I was exposed to Covid when I went to help my neighbors who have covid.
I am in the age range to be low risk, but I have autoimmune disease and then I watch the news and see NYC talking about their ICU filled some with younger patients and it is scary.
I am also working from home, doing tele health and some calls coming in are covid related, so everything seems covid covid and it is hard to keep the anxiety down.
I was considering going back to work in person to help out with this crisis, but clearly now I need to isolate and not consider that yet. I will wait at least 14 days and get a tested before I do that. They are not testing people with no or mild symptoms, but I would have to be sure I am not a spreader before doing direct care. I was already isolating for a very minor cold like symptoms that resolved and was probably not covid. Could have even been spring allergies.

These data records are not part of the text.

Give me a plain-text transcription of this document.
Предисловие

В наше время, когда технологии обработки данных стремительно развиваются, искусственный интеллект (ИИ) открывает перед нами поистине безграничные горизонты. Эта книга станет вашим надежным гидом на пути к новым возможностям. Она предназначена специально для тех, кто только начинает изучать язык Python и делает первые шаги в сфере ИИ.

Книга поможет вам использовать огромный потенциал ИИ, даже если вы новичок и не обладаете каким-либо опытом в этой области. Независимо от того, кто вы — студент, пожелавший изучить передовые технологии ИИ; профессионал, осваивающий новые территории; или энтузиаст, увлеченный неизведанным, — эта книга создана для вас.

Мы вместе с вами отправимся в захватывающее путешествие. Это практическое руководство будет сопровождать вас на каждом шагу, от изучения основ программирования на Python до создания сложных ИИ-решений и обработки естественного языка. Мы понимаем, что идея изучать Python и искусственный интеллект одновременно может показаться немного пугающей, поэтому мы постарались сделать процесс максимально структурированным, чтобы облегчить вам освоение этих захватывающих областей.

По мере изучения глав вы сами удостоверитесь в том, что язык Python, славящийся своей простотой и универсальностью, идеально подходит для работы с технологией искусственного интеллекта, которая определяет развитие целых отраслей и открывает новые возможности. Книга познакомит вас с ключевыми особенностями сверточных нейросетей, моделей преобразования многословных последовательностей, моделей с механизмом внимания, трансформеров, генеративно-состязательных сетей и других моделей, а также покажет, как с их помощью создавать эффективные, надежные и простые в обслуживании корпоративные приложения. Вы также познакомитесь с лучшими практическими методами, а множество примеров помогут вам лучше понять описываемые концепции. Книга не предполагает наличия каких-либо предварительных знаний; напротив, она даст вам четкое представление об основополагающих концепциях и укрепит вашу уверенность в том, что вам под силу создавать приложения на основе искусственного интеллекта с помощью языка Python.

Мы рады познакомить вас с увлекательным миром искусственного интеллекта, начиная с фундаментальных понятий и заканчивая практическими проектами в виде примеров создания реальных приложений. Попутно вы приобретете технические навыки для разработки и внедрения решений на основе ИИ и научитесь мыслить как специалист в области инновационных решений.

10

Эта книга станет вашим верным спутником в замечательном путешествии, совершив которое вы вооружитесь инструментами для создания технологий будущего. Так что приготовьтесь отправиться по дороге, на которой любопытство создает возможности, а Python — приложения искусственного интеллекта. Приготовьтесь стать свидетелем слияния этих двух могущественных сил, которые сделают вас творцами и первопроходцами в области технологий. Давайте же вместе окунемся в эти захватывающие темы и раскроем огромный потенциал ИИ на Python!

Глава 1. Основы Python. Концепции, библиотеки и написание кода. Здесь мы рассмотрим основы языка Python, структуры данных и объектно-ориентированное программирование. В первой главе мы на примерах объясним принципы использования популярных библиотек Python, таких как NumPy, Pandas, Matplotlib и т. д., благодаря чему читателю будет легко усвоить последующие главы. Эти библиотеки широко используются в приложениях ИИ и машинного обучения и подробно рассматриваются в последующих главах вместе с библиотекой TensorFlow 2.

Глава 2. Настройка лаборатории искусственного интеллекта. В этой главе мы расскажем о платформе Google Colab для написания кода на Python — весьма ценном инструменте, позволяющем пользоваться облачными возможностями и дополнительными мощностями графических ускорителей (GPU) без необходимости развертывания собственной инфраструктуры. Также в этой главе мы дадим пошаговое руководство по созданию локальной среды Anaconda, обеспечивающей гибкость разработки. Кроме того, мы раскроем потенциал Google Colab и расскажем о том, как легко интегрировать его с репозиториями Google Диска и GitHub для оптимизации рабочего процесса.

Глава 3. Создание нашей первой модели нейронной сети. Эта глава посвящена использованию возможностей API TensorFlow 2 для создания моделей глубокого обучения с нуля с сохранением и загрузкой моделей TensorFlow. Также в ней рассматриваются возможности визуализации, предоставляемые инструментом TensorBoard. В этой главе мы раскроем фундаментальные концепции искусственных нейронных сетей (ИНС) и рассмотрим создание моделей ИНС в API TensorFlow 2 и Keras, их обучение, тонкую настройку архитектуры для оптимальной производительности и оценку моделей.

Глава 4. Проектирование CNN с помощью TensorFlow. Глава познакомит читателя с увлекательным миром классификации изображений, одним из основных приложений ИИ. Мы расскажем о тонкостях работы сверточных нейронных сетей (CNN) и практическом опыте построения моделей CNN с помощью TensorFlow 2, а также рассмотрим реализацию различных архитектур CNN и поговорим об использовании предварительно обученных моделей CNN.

I also apologize to those I have been ignoring on Arx and want to assure anyone, it is not personal at all and would like to ask people to be patient if I miss messages, pages, get behind or don't log in.
I am trying to stay hydrated, stay positive, take my vitamins.
The harder part is trying to relax, keep stress low and sleep enough which is important for the immune system. I have to wait 14 days to see. I think the unknown with Covid can be the hardest of all. Ironically worrying about covid, could make covid worse, but easier said than done!
Logically I realize I will probably will get covid, but I will probably survive it, but the fear is still there. I have anxiety disorder with a fear of pandemics which I was in therapy for. This outbreak also stopped my therapy for now, although I could try seeking such over the phone.
I realize this is effecting many people, most people in some way or another and I send my well wishes to everyone. From lose of income, to kids home from school, to supply shortages, to illness in one's self or loved ones, to fear of illness - these are rough rough times and even those without Covid are effected.